Ou seja, Marina foi muito mais longe do que esparava. "Quando cheguei aqui, todos os técnicos gostavam mesmo era de onça, principalmente onça-pintada. Achei que nunca iria sobrar onça para mim e fui cuidar de anfíbios. Mamíferos me pareciam fora de meu alcance". Interessou-se inclusive por Botânica, "que não era meu forte". Estudou sementes, sapos, insetos, tudo o que não achava nos anais do parque. Chegou aonde está por pura persistência. Mudou-se para o parque com o projeto de ficar dois anos. Lá se foram quase seis anos e ela está começando agora o que ficaria feliz em fazer pelo resto da vida.

A teimosia valeu-lhe um contrato de funcionária no setor de manejo. O passo seguinte foi pegar, em 2004, as rédeas do Projeto Carnívoros. "Eu não queria mexer com onça só por mexer com onça", ela explica. Está lá para "fazer conservação". De tanto vê-la ruminando os arquivos, o diretor Jorge Pegoraro ofereceu-lhe uma vaga no setor de Manejo. E com isso, embora funcionária do setor de pesquisa, Marina se aproximou de uma mesa de alta voltagem, que é do biólogo Apolônio Rodrigues, o infatigável gerador de novidades na administração do Iguaçu.
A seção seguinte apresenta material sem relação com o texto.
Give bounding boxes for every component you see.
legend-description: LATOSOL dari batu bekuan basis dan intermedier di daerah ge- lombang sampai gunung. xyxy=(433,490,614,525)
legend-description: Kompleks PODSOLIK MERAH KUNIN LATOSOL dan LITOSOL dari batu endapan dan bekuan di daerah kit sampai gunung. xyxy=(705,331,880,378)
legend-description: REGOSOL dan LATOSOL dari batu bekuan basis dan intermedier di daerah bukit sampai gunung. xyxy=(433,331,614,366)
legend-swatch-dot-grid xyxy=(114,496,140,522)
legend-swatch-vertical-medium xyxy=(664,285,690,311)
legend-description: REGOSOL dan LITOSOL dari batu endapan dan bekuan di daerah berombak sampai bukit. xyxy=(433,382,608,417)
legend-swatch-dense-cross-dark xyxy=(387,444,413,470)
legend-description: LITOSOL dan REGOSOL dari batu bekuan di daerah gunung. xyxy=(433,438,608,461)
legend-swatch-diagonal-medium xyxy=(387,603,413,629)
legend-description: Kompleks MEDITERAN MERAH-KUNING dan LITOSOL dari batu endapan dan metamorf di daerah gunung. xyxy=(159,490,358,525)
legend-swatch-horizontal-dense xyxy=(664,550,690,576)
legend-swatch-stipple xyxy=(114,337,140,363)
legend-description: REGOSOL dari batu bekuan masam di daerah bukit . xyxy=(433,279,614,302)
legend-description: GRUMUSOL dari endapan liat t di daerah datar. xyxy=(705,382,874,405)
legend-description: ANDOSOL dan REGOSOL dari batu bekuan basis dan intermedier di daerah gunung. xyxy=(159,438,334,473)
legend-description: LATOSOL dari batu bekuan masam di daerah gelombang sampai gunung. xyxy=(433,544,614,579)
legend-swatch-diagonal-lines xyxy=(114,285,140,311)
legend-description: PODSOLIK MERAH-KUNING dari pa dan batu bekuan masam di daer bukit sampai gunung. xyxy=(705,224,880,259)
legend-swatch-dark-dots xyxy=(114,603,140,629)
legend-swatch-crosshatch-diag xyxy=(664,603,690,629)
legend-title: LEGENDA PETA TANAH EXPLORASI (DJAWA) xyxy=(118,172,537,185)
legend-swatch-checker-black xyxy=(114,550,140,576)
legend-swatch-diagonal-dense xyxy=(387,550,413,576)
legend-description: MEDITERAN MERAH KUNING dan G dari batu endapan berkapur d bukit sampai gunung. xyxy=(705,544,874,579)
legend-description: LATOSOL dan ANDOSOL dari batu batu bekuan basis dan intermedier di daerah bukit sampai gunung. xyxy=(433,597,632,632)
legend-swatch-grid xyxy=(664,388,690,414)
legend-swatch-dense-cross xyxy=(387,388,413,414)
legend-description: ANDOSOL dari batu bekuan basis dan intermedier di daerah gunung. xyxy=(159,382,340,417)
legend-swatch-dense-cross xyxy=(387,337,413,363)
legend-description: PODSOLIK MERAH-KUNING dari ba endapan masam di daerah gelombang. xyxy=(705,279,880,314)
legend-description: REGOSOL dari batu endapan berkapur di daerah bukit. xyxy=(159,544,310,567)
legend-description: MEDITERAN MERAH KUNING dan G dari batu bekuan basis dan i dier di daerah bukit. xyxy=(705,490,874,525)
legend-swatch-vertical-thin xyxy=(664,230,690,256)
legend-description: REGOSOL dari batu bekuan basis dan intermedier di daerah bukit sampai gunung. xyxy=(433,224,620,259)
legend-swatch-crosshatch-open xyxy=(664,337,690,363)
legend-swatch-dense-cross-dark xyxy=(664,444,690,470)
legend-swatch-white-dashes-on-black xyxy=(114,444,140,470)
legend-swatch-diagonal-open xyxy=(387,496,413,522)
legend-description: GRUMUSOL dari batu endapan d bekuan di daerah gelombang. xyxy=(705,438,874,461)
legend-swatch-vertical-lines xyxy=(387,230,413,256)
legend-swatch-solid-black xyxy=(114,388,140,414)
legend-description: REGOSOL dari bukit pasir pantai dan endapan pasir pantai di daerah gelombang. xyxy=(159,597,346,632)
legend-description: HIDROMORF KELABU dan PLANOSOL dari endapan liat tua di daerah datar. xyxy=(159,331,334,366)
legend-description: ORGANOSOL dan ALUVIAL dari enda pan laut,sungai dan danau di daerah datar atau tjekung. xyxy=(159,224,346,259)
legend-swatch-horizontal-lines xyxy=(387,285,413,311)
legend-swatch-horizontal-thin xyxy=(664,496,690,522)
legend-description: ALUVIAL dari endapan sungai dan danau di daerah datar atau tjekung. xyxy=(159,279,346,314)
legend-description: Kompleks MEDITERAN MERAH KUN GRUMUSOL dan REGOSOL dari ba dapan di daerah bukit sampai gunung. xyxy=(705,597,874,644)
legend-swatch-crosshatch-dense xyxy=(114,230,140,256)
"Apolônio e eu começamos imadiatamente a sonhar com o Projeto Carnívoros", diz Marina. Durante muito tempo, ela presumiu que estava simplesmente "peruando" o projeto. Mas, no momento em que as discussões enveredaram pelo caminho das iniciativas concretas, o diretor de Conservação e Manejo entregou-lhe a coordenação de uma idéia que ainda não tinha dotação, sala ou equipe - mas estava destinada a virar, a partir de 2009, a maior aposta já feita nesses 71 anos de existência do parque para transformá-lo efetivamente numa unidade de conversação - coisa que, na década de 1940, o zoólogo Cândido de Mello Leitão duvidava que um dia pudesse acontecer ali, tal a obsessão dos primeiros diretores pelo "turismo paisagista".

Não pode ser só coincidência que, em 2009, quando o Projeto Carnívoros saiu de uma vez por todas do papel e entrou no mato, o Iguaçu figurou pela primeira vez entre os parques nacionais recordistas em propostas de pesquisa científica no país. Mas isso, para Marina, já não basta. "Eu não quero mexer com onça só por mexer com onça. Estou aqui fazer conservação".